Le musée est lui-même une œuvre 

Après avoir parcouru le monde, c'est en 1962 que Robert Tatin s'installe définitivement dans la commune de Cossé-le-Vivien. Il tombe sous le charme d'une ancienne ferme orientée Est-Ouest à 'la Frénouse' et y pose les fondations d'un projet qui obtient en 1969 le statut de musée. Mais ce que l'artiste imagine ici est plus qu'un musée, c'est une œuvre monumentale, une archisculpture dans laquelle le visiteur pénètre. Un lieu où l'on entre réellement dans l'oeuvre!

Midi ou minuit ? Une création hors du temps 

Pour Robert Tatin, le temps n'est pas une ligne droite mais un cycle. Il s'intéresse à la perception et à la représentation du temps, comme dans les calendriers mayas. Au coeur du musée, le Jardin des Méditations orienté d'Est en Ouest met en valeur la course de la terre autour du soleil et le passage de la nuit au jour... A midi le soleil se reflète dans le bassin, et à minuit la lune. Les douze mois de l'année nous font découvrir la nature et les activités humaines au rythme des saisons. Les visiteurs tounent autour des 12 sculptures de janvier à décembre!

La nature dedans, dehors 

L'artiste a choisi de construire son oeuvre au sein de la nature qu'il qualifie de «naturante»: un des mots qu'il aimait inventer! Mais également placer celle-ci au coeur du musée. Il y reconstitue l'Univers : les quatre éléments, les vies végétales, animales et humaines coexistent dans une parfaite harmonie. Le visiteur constitue physiquement le dernier élément : l'humain.  Audessus il y a le ciel et les étoiles. Enfant, Robert Tatin était fasciné par la comète de Halley et on peut encore voir son télescope... Ici la nature n'est pas simplement représentée mais elle fait partie intégrante du musée. On ne sait plus si on est dedans ou dehors.

Le voyageur universel

Europe, Afrique du nord, Etats-Unis, Argentine, Uruguay, Paraguay, Chili... Robert Tatin n'a eu de cesse d'explorer le monde, fasciné par la rencontre de l'autre et les cultures différentes. Toute l'archisculpture est la somme de ces rencontres, histoires, religions, philosophies...Ses amis étrangers sont d'ailleurs venus l'aider pour la réalisation du musée. Des expériences qui lui ont permis de dresser un pont entre Orient et Occident et tendre vers l'universel. C'est une invitation au voyage, ici chaque visiteur peut reconnaitre un pays et voyager en imagination!

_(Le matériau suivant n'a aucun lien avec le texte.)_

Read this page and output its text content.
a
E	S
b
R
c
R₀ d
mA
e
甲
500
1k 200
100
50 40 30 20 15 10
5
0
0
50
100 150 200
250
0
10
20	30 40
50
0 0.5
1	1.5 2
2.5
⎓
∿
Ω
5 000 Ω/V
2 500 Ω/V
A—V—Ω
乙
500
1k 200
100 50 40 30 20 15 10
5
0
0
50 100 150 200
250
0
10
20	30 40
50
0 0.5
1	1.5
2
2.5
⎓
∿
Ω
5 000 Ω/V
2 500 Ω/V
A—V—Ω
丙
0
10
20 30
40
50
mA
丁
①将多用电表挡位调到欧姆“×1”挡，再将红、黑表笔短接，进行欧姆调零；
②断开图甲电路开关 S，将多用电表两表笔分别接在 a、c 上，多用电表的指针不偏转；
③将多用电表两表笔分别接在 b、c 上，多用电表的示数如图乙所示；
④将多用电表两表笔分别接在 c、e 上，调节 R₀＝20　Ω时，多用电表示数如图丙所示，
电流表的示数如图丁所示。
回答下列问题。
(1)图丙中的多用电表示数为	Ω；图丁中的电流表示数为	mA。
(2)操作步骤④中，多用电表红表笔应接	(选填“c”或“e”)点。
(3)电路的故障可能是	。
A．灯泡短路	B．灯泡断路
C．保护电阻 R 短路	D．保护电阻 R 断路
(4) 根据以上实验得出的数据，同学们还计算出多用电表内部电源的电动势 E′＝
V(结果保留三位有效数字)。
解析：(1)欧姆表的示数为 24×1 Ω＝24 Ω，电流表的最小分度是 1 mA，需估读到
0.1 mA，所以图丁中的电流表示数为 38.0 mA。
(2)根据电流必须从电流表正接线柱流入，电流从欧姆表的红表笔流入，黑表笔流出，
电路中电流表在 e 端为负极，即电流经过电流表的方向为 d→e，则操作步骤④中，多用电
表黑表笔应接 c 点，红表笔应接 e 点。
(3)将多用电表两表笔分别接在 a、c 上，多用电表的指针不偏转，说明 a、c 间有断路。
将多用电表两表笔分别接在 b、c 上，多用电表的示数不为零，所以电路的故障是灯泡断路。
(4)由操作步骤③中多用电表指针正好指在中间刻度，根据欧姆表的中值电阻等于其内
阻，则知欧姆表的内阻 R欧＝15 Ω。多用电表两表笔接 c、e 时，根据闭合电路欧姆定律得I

La femme toujours présente

Éternelle source d'inspiration, l'amour a guidé le coeur et l'âme de Robert Tatin. Sœurs, tantes, mères, amantes, épouses, compagnes... les femmes sont pour lui une source de fascination sacrée. L’œuvre la plus appréciée des visiteurs est sans doute l'huile sur toile : « Maryvonne, fille de Lune », réalisée en 1969. Saviez-vous que ce tableau a été inspiré par une jeune fille de Cossé-le-Vivien ? Elle est d'ailleurs revenue il y a peu visiter le musée... A l'instar du lieu, elle conserve toute sa vitalité et sa jeunesse.